今回の決算では、「海外事業の減損テスト上の見通しを見直し(中略)のれん減損損失3,101億円」としたそうで、これでのれん残高は2024年度末の半分以下となり、今期(26年12月期)は697億円の黒字に浮上する見通しなのだそうです。

決算内容をチョー短くまとめると、「業績絶好調なので過去の役員達が失敗しまくった買収案件ののれん代処理は適正化させるので今期は期待しててチョ」とのことです。

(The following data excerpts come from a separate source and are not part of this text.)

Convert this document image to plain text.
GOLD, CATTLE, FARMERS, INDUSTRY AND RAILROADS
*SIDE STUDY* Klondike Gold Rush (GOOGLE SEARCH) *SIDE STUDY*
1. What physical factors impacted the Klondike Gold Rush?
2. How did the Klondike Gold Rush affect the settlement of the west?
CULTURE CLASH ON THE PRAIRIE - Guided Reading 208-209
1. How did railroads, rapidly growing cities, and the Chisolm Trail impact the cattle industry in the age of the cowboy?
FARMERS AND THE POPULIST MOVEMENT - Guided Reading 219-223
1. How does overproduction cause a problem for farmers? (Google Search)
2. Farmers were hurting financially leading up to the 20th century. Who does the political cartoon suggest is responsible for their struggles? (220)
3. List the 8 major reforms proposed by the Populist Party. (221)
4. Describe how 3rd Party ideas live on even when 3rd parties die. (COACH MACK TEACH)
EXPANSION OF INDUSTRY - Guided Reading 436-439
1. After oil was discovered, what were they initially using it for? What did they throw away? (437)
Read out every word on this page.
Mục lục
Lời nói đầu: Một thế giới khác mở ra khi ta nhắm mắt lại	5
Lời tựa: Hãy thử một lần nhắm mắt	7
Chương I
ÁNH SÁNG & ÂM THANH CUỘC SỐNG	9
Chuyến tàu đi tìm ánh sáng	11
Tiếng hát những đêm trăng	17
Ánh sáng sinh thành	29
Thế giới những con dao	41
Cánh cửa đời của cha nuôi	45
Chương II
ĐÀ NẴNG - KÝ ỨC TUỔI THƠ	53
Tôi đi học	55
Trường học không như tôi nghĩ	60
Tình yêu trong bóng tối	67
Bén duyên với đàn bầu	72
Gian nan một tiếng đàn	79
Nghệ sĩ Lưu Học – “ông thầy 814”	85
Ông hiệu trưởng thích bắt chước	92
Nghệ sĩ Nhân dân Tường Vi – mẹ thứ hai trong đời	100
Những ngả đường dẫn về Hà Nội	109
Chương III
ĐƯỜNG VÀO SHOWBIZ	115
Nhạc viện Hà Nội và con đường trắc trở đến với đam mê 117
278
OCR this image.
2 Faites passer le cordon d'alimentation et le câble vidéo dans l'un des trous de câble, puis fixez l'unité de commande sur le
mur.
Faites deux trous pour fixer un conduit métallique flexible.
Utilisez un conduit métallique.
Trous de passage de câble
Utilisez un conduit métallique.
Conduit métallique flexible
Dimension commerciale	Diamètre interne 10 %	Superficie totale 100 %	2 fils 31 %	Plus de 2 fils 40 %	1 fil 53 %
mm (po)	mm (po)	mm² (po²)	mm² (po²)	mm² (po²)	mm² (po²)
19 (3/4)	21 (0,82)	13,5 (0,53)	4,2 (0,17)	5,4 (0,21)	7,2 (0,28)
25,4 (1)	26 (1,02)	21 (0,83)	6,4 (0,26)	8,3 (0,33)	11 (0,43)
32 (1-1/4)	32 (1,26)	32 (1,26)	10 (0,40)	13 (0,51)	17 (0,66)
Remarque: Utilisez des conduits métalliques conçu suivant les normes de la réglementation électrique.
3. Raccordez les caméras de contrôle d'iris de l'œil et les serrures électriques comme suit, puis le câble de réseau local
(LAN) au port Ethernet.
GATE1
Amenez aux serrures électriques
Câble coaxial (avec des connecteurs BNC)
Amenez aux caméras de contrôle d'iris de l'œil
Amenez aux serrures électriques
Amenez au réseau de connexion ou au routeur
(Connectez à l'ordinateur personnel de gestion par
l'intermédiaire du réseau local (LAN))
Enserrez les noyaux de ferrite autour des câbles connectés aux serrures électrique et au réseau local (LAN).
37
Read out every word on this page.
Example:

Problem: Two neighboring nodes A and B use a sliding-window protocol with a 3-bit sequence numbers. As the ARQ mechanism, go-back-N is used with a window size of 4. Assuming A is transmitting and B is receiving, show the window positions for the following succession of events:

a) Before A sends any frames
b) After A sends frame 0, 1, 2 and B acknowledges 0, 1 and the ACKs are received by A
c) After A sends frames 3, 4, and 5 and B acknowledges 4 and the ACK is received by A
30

メディアも「電通過去最大の赤字/社長交代へ」とか書くなっちゅーねん!見出し風に書けば「電通/海外事業買収のれん償却にメド/次世代へ社長交代」ってのが正しい感じかな。それにしてもここ10年の電通社長たちは可愛そうでした。みなさまおつかれさまです。

そんなわけで、恐らくですが電通系の国内子会社はそもそも影響を受けないので絶好調なんじゃないかと想像しております。詳しくは電通IR情報(リンク)をご覧ください。